# Principal Component Analysis

The goal of PCA is to get as much information out of as few variables as possible.
The SVD gives us orthogonal **eigenvectors**, and that orthogonality is desirable.
Because they are orthogonal, they do not have correlations, and therefore do not represent "redundant" information.

In PCA, we'll use the correlation matrices.
Note, PCA/Factor analysis/whatever only need the correlation matrices, not the raw data.
They'll always have the same set of eigenvalues and eigenvectors in use.

The eigenvectors are the components, and eigenvalues are "importances" of the components, I guess.

The output from a principal component analysis is a set of $r$ components $PC$, where each $PC$ is a weighted sum of the original variables.

Suppose we originally have $p$ variables as columns of a matrix $X$.
Then variables are $X_1, X_2, \ldots, X_p$.
So the principle components are given by:  
$PC_{(1)} = w_{(1)1} X_1 + w_{(1)2} X_2 + \ldots + w_{(1)p} X_p$  
$PC_{(2)} = w_{(2)1} X_1 + w_{(2)2} X_2 + \ldots + w_{(2)p} X_p$  
$\ldots$  
$PC_{(r)} = w_{(r)1} X_1 + w_{(r)2} X_2 + \ldots + w_{(r)p} X_p$  

More generally, the component $PC_(j) = \sum\limits_{i=1}^p w_{(j)i} X_i$, where the matrix $w$ is the collection of weights.

Note, the weights are the individual elements of a corresponding eigenvector.

In PCA, we don't worry about whether variance is shared among variables, we just explain variance.

Regardless of how many components we end up using, the components themselves do not change.
Thus, there's no harm in looking at all components before choosing them.

### Interpreting Principal Components

When we obtain our principal components, we can look at the weights to interpret what it means when an individual has a high value on a given component.

For example, suppose we have 6 columns, and each column represents a score on a test.
Then if we have a component where all weights are positive (e.g. weight vector is $.40, .41, .31, .44, .45, .41$), we could interpret the component as indicating an individual with high scores on all tests.
That is, an individual with a high value for that component must have had high scores across their test scores.
If a few components were positive and a few were negative, then an individual with a high score must have high scores in the positively-weighted tests, and poor scores on the negatively-weighted tests.

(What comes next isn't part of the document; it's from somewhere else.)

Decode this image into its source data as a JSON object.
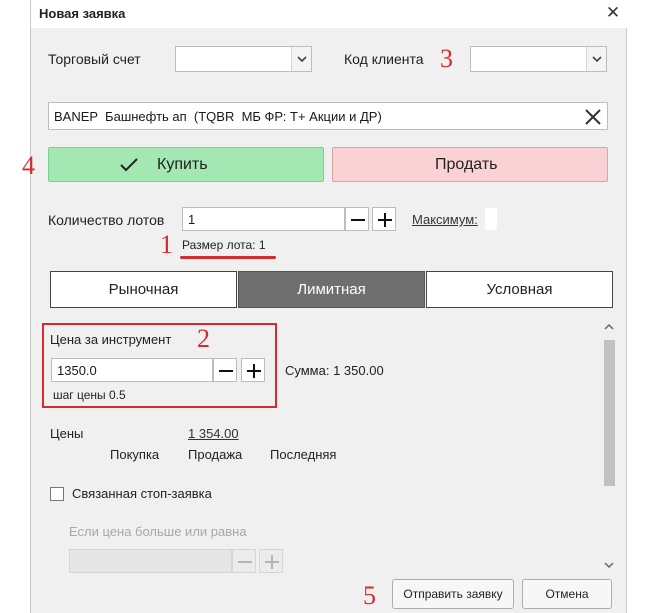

Note that we generally would assume that the values are standardized, so the X-variables are assumed to be bewteen -1 and 1, with mean of 0.
Then what we'd expect above is that an individual with a high value on the second component would, on the variables with negative weight, have high-magnitude negative values (which presumably corresponds to poor test scores, I'm still working that out in my head).

Now, consider a component where some components have weights near zero.
Then our interpretation for those variables is that they have little effect on the component value.

When interpreting, always be sure to keep in mind that all components are mutually orthogonal.
There's no way to argue that two components are correlated or anything like that.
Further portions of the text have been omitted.